18th June 2015
Gross mortgage lending in May remained relatively static in comparison to the previous month’s total according to the Council of Mortgage Lenders but the organisation is anticipating “an upturn in lending over the coming months”.
The latest numbers from the trade body showed little change on April’s tally, after rising by 2% to an estimated £16.2bn but this was 3% lower than the £16.8bn of lending undertaken in May 2014.
The CML asserted however that forward indicators of lending, such as the Bank of England’s data on approvals, suggested that the market can expect an upturn in lending over the coming months, reflecting its view that a modest recovery is under way.
CML economist Mohammad Jamei said: “The economic environment is one that should support increased activity in the near term, coupled with low mortgage rates. But while we expect these factors to support activity, there is a limited upside, driven mainly by affordability constraints.”
Howard Archer, chief European & UK economist at IHS Global Insight believes that housing market activity is now on the up after slowing markedly during 2014 and expects it to be firmer over the coming months.
He said: “This view was reinforced by the Bank of England reporting that mortgage approvals for house purchases spiked up in April – which was also the fourth increase in five months – to be at a 14-month high of 68,076.”
Presently Archer forecasts that house prices will increase 6% in 2015 and then by a further 5% in 2016. But he added that there is “a significant upside risk to these forecasts coming from the current lack of properties coming on to the market”.

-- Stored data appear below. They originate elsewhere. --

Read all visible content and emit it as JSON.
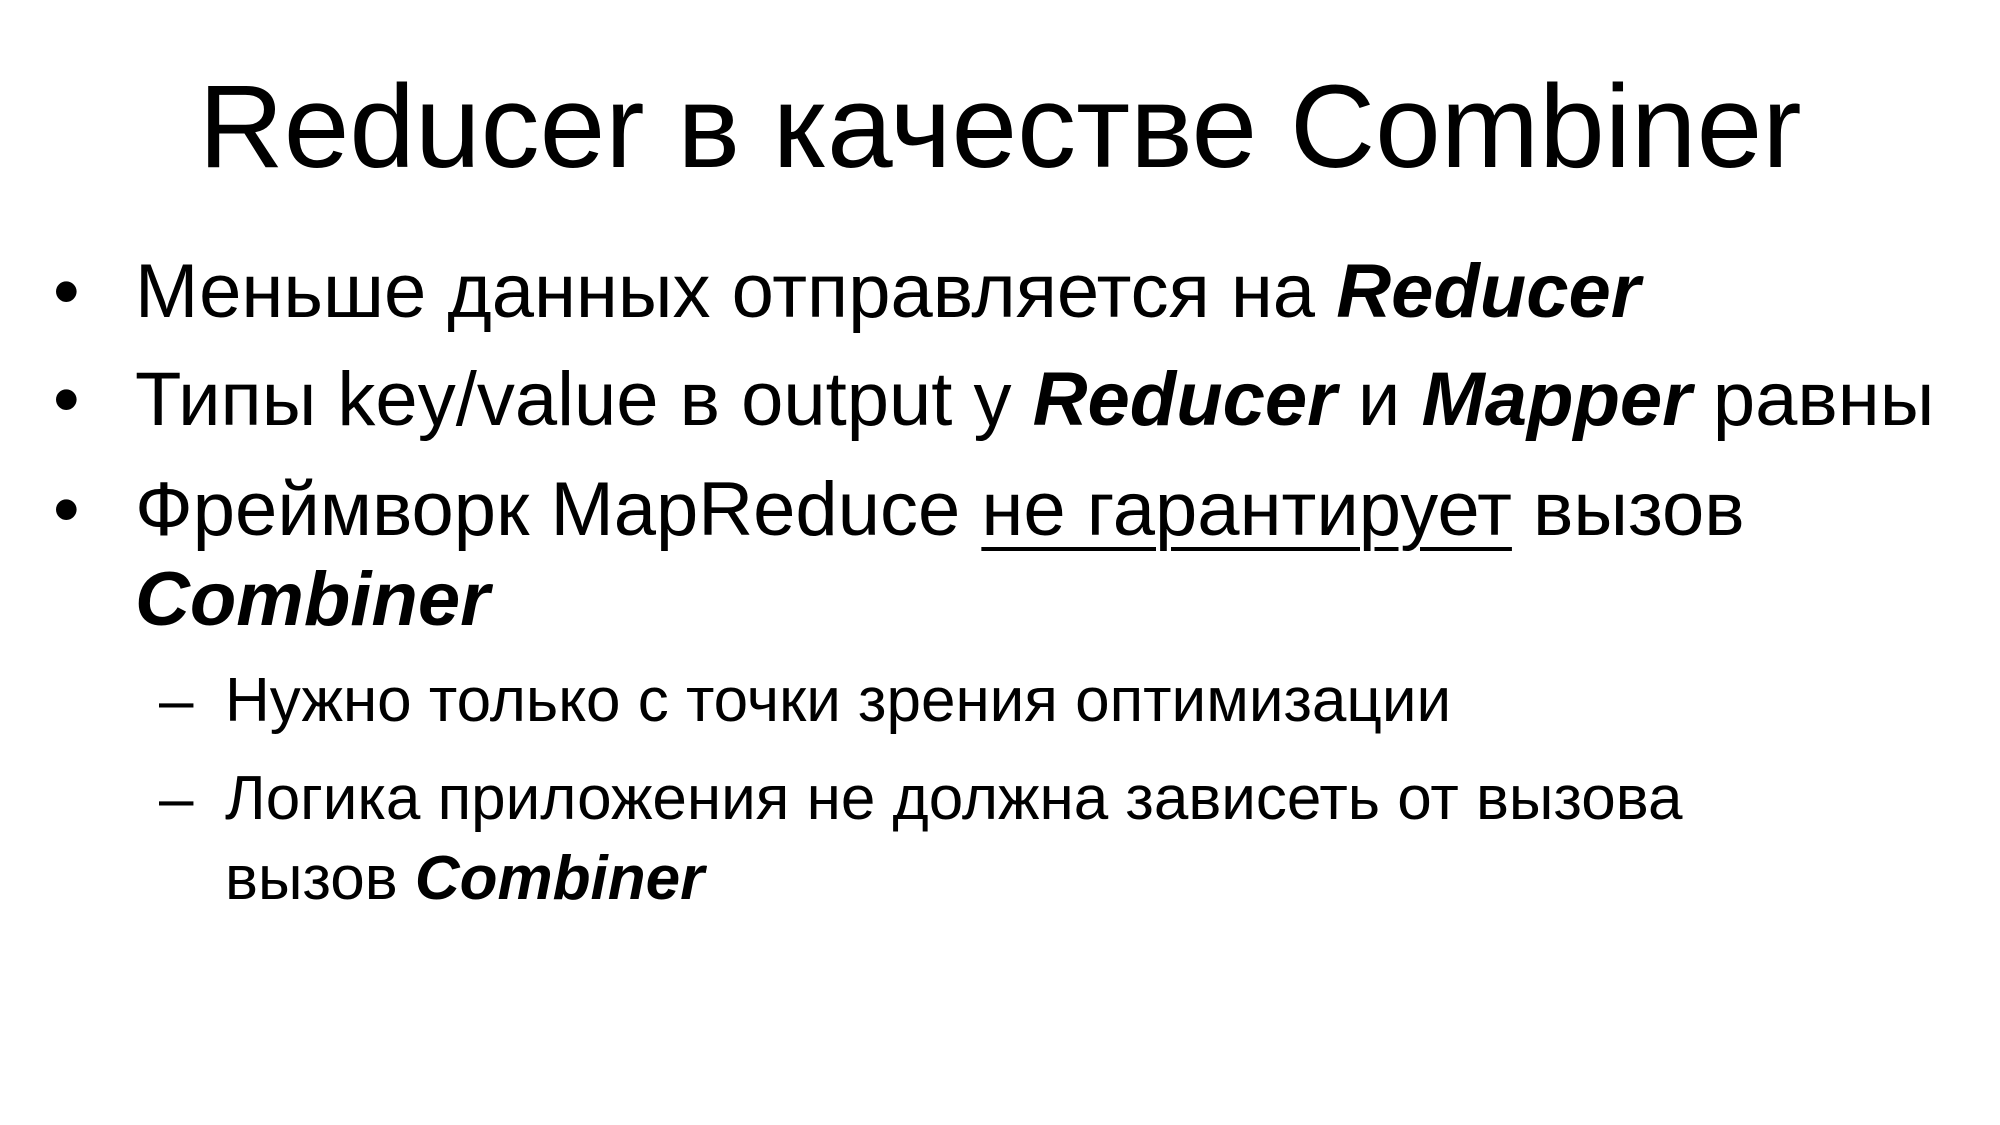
{
  "slide": {
    "title": "Reducer в качестве Combiner",
    "bullet_marker": "•",
    "sub_marker": "–",
    "bullets": [
      {
        "text1": "Меньше данных отправляется на ",
        "bold1": "Reducer"
      },
      {
        "text1": "Типы key/value в output у ",
        "bold1": "Reducer",
        "text2": " и ",
        "bold2": "Mapper",
        "text3": " равны"
      },
      {
        "text1": "Фреймворк MapReduce ",
        "underlined": "не гарантирует",
        "text2": " вызов",
        "bold_line2": "Combiner",
        "sub": [
          {
            "text": "Нужно только с точки зрения оптимизации"
          },
          {
            "line1": "Логика приложения не должна зависеть от вызова",
            "line2_text": "вызов ",
            "line2_bold": "Combiner"
          }
        ]
      }
    ]
  }
}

“We expect support for housing market activity to come from the recent Stamp Duty reform, current very low (in some cases record low) mortgage rates, strengthening earnings growth, rising employment and elevated consumer confidence. Under the Stamp Duty Reform enacted in December, it is estimated that 98% of house buyers will now pay less stamp duty. Furthermore, it currently looks probable that the Bank of England will hold off from raising interest rates until the first half of 2016,” he added.